I dont know where to start appologising. Before my last poem, I was ladden with depression-- musical depression. I thot I broke free of it's hold but it re-inforced itself and attacked me again. I'm so sorry i kept you, my favorites in all the world, out of the loop.
I'm at that point where the tugging is so immense to head into music, and I'm like a dog with its tail between its legs as I speak. I'm over-flowing with musical concepts; concepts that are out there but not as we know it. They're different in their own light. I call it R&J (rythm & Jazz). But it's a fussion of most of the music genres into one, with the great lyrics, my lyrics. I, at this point believe I can come up with anything I want and I like feel I have a limitless potential. But why this feeling all of a sudden, all so logical, and make so much sense?
Something is being born in me. I don't know what it is. But I think I have to go to Music School to find out. For the first time in my life I smell stardom, it stinks. But it's the ideas in my head that pertub me at the moment. Should I just let them die, and rip the world of another masterpiece? I feel humbled that these ideas sought by kings plague me. But what am I to do?
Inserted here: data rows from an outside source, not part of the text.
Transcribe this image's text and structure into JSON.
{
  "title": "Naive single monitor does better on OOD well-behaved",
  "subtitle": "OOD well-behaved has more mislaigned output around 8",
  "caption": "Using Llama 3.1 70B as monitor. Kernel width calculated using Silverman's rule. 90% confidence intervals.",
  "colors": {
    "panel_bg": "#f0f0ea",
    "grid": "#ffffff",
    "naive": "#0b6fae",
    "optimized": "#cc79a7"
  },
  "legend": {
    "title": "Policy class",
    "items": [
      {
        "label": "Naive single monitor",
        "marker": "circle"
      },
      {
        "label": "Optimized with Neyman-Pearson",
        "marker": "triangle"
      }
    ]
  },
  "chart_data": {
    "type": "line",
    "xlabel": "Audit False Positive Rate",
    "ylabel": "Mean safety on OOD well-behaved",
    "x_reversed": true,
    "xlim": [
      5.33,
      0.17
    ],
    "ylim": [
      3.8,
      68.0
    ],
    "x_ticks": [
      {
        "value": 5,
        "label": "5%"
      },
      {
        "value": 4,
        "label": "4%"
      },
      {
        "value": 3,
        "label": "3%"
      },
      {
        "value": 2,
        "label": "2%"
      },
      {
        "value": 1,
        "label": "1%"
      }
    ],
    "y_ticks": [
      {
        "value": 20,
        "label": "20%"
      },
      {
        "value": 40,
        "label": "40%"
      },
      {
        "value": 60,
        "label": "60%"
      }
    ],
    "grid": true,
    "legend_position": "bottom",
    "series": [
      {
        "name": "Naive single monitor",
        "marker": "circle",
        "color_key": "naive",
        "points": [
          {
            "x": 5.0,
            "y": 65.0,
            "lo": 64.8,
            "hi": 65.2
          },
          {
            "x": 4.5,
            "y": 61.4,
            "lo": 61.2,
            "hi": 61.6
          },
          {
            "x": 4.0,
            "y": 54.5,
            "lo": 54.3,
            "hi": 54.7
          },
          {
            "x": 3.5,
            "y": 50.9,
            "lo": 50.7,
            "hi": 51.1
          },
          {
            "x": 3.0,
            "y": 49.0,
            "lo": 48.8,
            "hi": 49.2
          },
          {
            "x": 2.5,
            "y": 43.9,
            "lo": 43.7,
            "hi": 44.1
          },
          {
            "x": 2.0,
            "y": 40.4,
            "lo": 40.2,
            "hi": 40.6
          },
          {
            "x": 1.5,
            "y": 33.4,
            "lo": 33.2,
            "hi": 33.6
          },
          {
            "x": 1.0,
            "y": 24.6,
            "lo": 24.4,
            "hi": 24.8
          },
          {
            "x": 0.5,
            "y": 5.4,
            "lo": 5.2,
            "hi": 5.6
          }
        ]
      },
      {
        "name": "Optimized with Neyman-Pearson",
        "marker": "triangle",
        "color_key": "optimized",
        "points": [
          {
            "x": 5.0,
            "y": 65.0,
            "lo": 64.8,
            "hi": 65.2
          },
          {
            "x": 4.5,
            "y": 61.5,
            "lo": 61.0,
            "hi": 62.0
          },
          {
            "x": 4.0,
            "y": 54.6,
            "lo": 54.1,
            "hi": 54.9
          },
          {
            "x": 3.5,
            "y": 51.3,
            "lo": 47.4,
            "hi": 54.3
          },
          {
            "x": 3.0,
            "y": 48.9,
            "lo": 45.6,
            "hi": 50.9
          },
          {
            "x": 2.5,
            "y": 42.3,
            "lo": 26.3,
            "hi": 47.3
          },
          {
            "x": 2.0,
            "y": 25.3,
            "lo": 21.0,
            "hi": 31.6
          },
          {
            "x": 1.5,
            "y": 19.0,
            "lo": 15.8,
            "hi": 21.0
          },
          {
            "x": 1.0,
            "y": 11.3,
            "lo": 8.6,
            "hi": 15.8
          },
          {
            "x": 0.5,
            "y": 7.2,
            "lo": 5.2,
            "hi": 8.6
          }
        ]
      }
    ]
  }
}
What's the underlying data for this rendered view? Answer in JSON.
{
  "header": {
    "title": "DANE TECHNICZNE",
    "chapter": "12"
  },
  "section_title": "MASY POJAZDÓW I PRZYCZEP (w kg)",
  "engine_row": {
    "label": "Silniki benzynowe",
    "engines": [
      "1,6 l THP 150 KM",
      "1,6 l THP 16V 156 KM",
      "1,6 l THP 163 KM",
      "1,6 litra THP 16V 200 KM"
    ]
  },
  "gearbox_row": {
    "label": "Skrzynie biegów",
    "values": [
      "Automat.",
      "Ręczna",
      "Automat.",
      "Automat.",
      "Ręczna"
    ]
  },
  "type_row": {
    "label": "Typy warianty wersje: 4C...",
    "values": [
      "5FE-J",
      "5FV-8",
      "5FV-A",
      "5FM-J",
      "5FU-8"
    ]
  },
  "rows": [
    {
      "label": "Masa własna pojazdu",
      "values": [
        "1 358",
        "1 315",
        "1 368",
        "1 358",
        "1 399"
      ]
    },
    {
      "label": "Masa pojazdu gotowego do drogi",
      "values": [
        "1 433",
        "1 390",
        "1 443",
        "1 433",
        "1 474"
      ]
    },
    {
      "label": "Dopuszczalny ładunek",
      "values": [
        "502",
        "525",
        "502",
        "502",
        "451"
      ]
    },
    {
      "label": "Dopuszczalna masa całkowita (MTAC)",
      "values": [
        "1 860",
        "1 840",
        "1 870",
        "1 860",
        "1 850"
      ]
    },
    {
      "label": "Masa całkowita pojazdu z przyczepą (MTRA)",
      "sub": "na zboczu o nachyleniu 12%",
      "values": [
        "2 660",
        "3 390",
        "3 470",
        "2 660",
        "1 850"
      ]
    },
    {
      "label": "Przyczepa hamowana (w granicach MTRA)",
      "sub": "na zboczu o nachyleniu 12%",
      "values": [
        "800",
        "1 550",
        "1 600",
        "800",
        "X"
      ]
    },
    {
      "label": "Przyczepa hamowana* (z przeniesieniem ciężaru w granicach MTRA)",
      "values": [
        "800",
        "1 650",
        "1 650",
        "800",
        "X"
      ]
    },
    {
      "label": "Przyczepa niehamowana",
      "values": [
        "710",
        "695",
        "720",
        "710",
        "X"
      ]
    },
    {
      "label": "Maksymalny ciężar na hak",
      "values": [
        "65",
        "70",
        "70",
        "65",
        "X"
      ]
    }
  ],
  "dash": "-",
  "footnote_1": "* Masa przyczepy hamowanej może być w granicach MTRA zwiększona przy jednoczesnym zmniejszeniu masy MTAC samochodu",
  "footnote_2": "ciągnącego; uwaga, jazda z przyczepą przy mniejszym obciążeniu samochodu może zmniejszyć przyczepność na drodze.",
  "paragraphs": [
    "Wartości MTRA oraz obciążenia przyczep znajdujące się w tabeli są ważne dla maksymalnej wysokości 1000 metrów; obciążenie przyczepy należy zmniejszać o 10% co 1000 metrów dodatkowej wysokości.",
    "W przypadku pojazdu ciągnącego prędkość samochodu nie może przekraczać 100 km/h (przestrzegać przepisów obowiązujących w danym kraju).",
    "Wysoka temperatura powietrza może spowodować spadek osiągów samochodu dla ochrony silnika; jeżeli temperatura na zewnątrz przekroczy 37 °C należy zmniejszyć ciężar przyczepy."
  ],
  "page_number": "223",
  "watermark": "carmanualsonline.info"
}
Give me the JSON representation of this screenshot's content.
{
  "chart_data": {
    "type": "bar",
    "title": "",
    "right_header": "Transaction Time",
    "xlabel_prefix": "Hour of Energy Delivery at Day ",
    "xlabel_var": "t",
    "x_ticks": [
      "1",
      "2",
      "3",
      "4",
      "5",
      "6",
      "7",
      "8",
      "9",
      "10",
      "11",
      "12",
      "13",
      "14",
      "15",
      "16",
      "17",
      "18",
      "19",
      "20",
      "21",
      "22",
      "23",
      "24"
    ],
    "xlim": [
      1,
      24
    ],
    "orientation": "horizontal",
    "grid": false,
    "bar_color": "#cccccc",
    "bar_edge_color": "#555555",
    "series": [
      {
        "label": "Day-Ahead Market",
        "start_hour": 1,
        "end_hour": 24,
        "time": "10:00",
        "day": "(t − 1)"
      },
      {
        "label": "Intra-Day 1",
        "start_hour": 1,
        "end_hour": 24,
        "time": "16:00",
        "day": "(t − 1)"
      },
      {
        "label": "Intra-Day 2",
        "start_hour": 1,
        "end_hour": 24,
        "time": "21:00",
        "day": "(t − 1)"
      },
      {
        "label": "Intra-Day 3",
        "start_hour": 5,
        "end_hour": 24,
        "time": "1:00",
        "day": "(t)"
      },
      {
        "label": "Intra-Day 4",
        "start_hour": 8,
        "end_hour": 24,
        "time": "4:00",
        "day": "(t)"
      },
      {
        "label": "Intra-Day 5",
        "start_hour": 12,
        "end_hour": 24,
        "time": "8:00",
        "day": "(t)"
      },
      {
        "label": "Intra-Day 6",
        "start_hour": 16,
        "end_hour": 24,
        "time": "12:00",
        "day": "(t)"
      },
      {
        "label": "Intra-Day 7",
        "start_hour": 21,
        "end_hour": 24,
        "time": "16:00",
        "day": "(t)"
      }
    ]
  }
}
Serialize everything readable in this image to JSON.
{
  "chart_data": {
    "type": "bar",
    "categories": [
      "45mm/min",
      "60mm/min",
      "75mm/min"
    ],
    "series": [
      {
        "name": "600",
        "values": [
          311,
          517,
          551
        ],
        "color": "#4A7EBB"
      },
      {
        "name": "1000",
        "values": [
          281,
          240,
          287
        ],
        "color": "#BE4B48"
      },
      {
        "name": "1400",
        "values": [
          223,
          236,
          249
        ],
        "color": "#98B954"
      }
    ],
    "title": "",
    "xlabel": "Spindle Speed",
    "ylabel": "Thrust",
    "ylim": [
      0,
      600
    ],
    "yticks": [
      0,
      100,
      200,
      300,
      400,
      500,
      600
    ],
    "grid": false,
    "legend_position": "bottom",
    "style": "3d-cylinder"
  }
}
I can already hear my father's voice in my head, telling me of how much I failed him. He wants a doctor. He wants to walk around with his head held high, and tell the world that his son is THE DOCTOR. I'm sorry father for I flawed the logic you created, I wont become a medical doctor. But I will do something greater. I will heal the world with my words, one soul at a time.
My parents and their siblings will think I'm crazy. I'm going to need nerves of steel to withstand their logic. But I wish someone could hear my voice... I'm not out to stun the world, that was Michael Jackson's job lol. I just want to heal a heart with these gifts; these gifts that fascinate me, that drive me, that make me, me.
I border on obsession at this time. Only one thing makes sense--
I love you all. I need advice, and if you can, point me in the right direction. I need it.